If you missed Sinclair McKay's interview on the Dennis Prager show, don't fret--this weekend's New York Post had a fantastic two-page spread dedicated to the much-praised new book, The Man with the Golden Touch.
Here's our favorite part of the article, but if you have a few minutes, we recommend you take the time to read the whole thing. If you're a Bond fan and haven't picked this book up yet, this wonderful piece will definitely make you want to do so!
McKay is at his most entertaining simply recounting the absurdity of the films themselves, sprinkled with bits of trivia. Like how cheap the early films were, with “Dr. No” costing only $1 million. Connery was understandably grumpy about his take, which was estimated on the fourth film, “Thunderball,” at about $350,000 — for a movie that took in $141 million worldwide!
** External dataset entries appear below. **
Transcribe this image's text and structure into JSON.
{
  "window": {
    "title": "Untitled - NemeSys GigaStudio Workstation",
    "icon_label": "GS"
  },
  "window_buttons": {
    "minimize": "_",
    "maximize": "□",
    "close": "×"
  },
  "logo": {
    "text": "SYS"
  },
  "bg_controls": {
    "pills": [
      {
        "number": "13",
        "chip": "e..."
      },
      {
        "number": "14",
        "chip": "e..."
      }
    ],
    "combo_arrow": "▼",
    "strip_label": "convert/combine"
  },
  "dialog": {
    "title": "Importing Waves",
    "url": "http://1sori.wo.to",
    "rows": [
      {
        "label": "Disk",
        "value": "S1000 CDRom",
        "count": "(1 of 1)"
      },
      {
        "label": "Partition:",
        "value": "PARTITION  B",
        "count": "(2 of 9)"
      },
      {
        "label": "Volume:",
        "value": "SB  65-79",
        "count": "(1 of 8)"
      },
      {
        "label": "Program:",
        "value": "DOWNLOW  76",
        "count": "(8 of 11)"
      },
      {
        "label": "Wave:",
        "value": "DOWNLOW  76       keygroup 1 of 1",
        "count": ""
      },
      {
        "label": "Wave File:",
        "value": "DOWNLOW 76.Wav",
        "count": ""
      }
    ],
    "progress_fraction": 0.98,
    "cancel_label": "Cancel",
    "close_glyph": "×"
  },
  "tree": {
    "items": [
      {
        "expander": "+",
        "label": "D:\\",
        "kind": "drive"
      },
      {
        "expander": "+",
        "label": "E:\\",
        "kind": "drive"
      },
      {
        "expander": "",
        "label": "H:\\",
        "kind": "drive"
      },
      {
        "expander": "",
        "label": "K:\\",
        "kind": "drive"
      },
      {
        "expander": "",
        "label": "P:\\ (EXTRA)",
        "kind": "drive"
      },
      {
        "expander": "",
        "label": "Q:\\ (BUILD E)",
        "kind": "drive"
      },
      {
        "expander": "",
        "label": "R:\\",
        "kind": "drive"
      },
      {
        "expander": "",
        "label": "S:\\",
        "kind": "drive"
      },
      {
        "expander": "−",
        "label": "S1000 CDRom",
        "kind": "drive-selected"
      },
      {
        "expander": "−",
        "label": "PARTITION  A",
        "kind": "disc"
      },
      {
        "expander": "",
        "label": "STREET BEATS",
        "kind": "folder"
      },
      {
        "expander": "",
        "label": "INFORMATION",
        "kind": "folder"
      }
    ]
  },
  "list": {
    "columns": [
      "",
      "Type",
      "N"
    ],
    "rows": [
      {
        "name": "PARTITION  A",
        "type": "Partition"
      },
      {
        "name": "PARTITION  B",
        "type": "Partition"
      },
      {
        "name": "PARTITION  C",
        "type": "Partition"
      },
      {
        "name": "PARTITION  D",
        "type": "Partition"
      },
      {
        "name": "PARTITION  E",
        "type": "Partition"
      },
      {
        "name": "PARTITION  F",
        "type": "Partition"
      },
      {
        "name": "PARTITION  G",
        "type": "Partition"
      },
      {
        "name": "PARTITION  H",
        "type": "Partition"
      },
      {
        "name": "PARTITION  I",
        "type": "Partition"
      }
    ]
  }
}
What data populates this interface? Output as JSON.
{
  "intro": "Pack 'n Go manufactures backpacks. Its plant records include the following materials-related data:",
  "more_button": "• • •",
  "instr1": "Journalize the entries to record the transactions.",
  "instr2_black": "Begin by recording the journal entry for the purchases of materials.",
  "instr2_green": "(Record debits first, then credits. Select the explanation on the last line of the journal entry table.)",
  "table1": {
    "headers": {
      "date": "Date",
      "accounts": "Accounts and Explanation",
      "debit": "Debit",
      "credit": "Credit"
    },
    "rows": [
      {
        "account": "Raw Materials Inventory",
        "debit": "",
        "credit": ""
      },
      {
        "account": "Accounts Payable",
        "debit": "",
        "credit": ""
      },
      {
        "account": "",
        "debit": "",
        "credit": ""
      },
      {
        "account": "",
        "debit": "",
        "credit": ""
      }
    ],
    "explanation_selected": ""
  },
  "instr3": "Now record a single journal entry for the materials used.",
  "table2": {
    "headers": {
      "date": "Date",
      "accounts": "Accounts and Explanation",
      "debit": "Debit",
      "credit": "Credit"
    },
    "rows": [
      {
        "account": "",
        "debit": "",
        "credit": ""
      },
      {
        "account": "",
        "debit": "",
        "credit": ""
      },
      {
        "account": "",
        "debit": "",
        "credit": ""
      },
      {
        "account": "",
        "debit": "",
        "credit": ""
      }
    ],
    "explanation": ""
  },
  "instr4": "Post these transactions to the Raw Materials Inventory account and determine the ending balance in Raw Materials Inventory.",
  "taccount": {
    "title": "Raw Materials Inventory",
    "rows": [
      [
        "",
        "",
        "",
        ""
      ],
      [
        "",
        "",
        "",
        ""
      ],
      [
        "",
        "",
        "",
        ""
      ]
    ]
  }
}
Or the fact that most of the early actors, hired for their looks, had to be dubbed. Yet that only made Gert Frobe’s portrayal of Goldfinger better, McKay argues. The German’s lack of English lent him “a constant facial expression of belligerent confusion.”
Today, the greatest challenge facing James Bond is not coming up with an inventive way for the good girl to die — it’s the financial problems of film studio MGM, which has held up Daniel Craig’s third outing indefinitely.
It’s too bad. Because reading McKay’s retrospective, it seems like Bond is just getting started.